Thursday, January 07, 2010

Okuribito / Departures (2008)

Daigo has finally achieved his dream of membership of a Tokyo-based symphony orchestra, but after a poorly-attended concert (even for Beethoven's 9th) the owner comes backstage and rather sheepishly informs the musicians that they are to be disbanded. So Daigo sells his cello and returns with his thus far understanding wife Mika to Yamagata, the town of his birth in Japan's chilly north.

Following up on a job ad asking for someone to help out at a firm that "assists with journeys", Daigo begins an apprenticeship in the well-paid but not much respected trade of 'encoffinment'. He decides to keep the exact nature of his new career from Mika, correctly assessing that she will deem him 'unclean' the moment she hears of it, but although dealing with decomposing old ladies is definitely part of the job description, the Japanese ceremony of preparing the recently-deceased for departure is undoubtedly beautiful and cathartic for both Daigo and his new master's clients.
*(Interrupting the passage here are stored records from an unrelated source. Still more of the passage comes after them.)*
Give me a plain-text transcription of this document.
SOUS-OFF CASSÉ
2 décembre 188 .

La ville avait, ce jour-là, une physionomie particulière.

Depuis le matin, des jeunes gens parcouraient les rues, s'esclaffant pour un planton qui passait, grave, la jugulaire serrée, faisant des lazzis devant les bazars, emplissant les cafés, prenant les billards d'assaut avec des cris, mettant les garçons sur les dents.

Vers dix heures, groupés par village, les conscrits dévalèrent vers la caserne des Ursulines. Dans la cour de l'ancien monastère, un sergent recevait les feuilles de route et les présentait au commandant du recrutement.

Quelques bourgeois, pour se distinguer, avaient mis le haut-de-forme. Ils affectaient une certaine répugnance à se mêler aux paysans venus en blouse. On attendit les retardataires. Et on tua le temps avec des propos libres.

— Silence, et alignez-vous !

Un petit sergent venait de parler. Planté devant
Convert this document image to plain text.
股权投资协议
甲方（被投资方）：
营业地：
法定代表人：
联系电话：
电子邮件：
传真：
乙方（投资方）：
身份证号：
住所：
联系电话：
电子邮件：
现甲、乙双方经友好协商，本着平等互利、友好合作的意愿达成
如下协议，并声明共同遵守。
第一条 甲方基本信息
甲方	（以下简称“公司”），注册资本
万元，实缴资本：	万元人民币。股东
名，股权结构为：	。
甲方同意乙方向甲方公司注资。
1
This is of course the basis for one of those knowingly poignant cinematic narratives, and here the elegaic mood is ramped up to the max by periodic scenes of Daigo playing his old junior-sized cello out in the countryside (see poster). Still, the flow of sentiment never really congeals into outright schmalz.

One could argue however that there are one too many moments of final emotional discovery here in an end-section which sheds much of the quirky good humour of the first hour or so. Yet we never felt emotionally-manipulated, and there are in fact lessons to be learned here about the range of different emotions provoked by the passing of a loved one.